Discussion on the excerpt from Microeconomics by Jeffrey Perloff, based on “Senate Panel Kills Tax on Luxury Items” (Los Angeles Times, 1992), “The Bottom Line” (New York, 1992), and “Taxes: Tempestin a Yacht Basin” (Time, 1991).
The elasticity of demand, or price elasticity of demand is specifically spoken of in this article. This price elasticity is defined as the ratio between the percentage changes in quantity demanded with the percentage change in price of a product. Demand elasticity (as well as supply elasticity) is often broken up into its two major components, inelasticity and elasticity.
Jeffrey Perloff in the article “Tax Revenues from Federal Luxury Taxes” points out a major flaw that sometimes occurs when taxes are being appropriated to specific social levels. The article explains that an “ad valorem” tax was imposed on many luxury goods in 1990, intending to tax those rich enough to buy luxury goods more than was being taxed to those with less wealth. It is important to note that policy makers made the judgment that those buying luxury items were more inelastic, or less sensitive to price changes.
These so-called inelastic consumers actually stopped buying yachts and planes, scared because of the extra money needed to spend. This showed these products were in fact very elastic, and individuals who can afford luxury goods can actually be price sensitive for certain products.
In attempting to avoid harming the poor and middle classes, the “luxury tax” actually proved that the upper class does not have as inelastic of a demand as the government had hoped. When prices of luxury goods such as yachts, planes, and expensive furs and jewelry began to increase because of the added price of their respective taxes, the consumer market for these items showed elastic demand in their willingness to seek out cheaper substitutes rather than pay more for the same luxury items that they previously would have considered buying. Strategies for these consumers included buying luxury items at just under the tax level or simply not buying the item at all.

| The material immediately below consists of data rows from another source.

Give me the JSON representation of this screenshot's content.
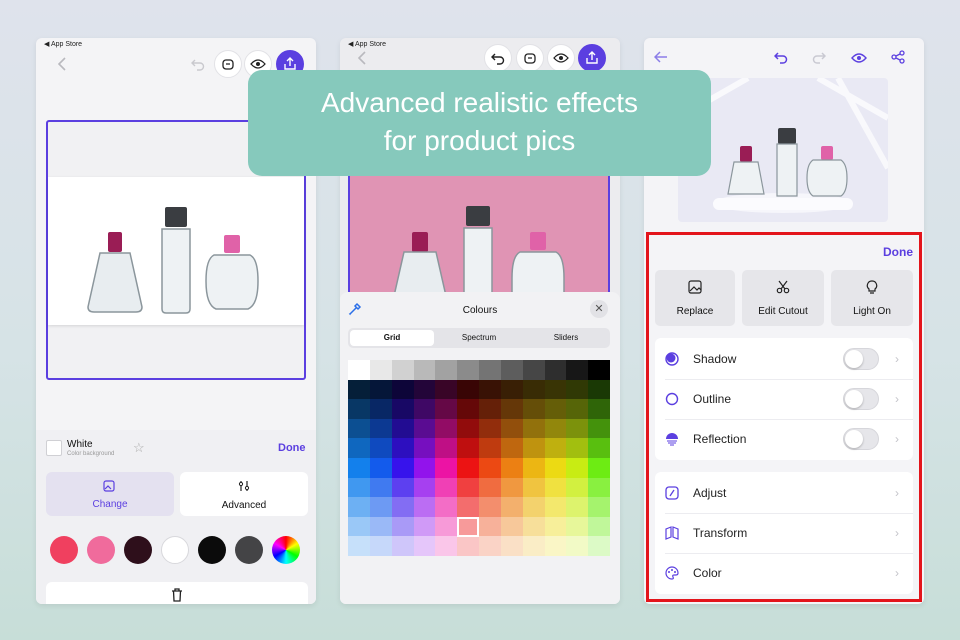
{
  "banner": {
    "line1": "Advanced realistic effects",
    "line2": "for product pics"
  },
  "phone1": {
    "status_back": "◀ App Store",
    "bg_name": "White",
    "bg_sub": "Color background",
    "done": "Done",
    "change": "Change",
    "advanced": "Advanced",
    "swatches": [
      "#f0405f",
      "#f06b9c",
      "#2e0f1b",
      "#ffffff",
      "#0b0b0b",
      "#444446",
      "rainbow"
    ]
  },
  "phone2": {
    "status_back": "◀ App Store",
    "colours_title": "Colours",
    "tabs": [
      "Grid",
      "Spectrum",
      "Sliders"
    ],
    "selected_colour": "#f2a6c6",
    "presets": [
      "#0b0b0b",
      "#1e6ef0",
      "#2db34a",
      "#f5c40c",
      "#ee3a2c"
    ]
  },
  "phone3": {
    "done": "Done",
    "tools": [
      "Replace",
      "Edit Cutout",
      "Light On"
    ],
    "effects": [
      "Shadow",
      "Outline",
      "Reflection"
    ],
    "adjust_items": [
      "Adjust",
      "Transform",
      "Color"
    ],
    "accent": "#5b3fe0",
    "highlight": "#e3141b"
  }
}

The responses of the consumers of luxury goods proved that even though the income level of the people who would be buying these goods is much higher than the average consumer, their demand can still be elastic if the price does not fit their demand. The negative effect that the tax had on luxury goods showed that even price hikes among already expensive goods will deter consumers from buying the taxed products.
A real world example of demand elasticity is the gasoline market in the US. Despite rising oil prices, people still buy oil – they need it for daily activities. Casey’s, a convenience store that sells gasoline in the Midwest, remarked that during 2010, when gas prices were changing constantly, they saw no real change in quantity demand for gasoline. As gas prices have risen astronomically in the last 15 years, consumption of gasoline has only grown in the US. Therefore, gasoline is an inelastic good.

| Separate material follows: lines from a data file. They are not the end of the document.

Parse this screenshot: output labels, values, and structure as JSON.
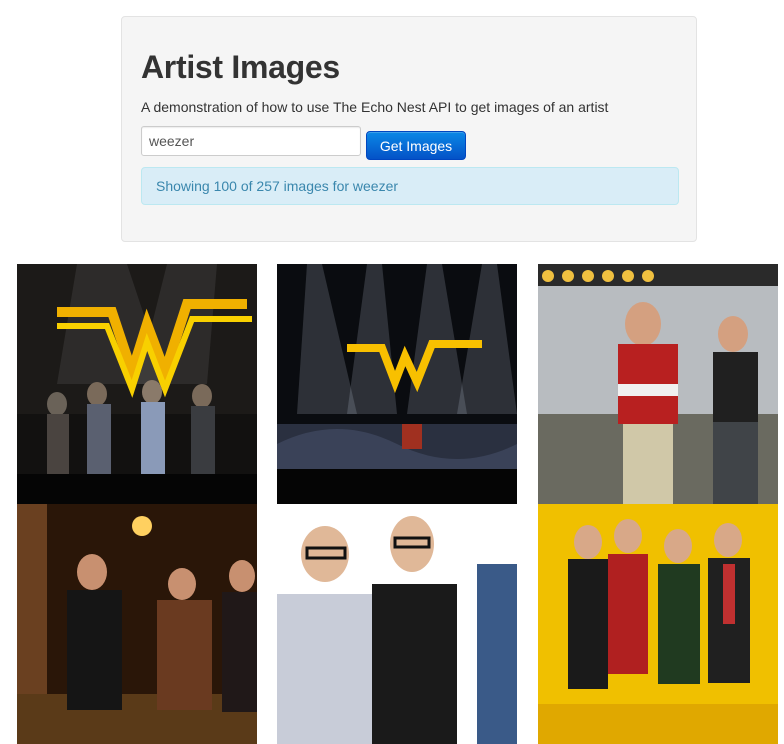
{
  "header": {
    "title": "Artist Images",
    "description": "A demonstration of how to use The Echo Nest API to get images of an artist"
  },
  "search": {
    "value": "weezer",
    "button_label": "Get Images"
  },
  "status": {
    "message": "Showing 100 of 257 images for weezer"
  },
  "colors": {
    "button": "#0a72da",
    "alert_bg": "#d9edf7",
    "alert_text": "#3a87ad"
  },
  "gallery": {
    "images": [
      {
        "alt": "weezer concert with W sign"
      },
      {
        "alt": "weezer on stage under spotlights"
      },
      {
        "alt": "weezer singer performing outdoors"
      },
      {
        "alt": "weezer band at night on street"
      },
      {
        "alt": "weezer band portrait on white"
      },
      {
        "alt": "weezer band portrait on yellow"
      }
    ]
  }
}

Another inelastic good is alcohol. Alcohol is subject to a very stiff excise tax yet consumption of alcohol has not changed heavily in past years. This stands in contrast to tobacco – for years considered an inelastic good – which is now seeing a drop in demand as taxes rise and healthier substitutes (such as nicotine patches) become more readily available. The demand for tobacco has become elastic as the more price increases, the less quantity demanded is for the product.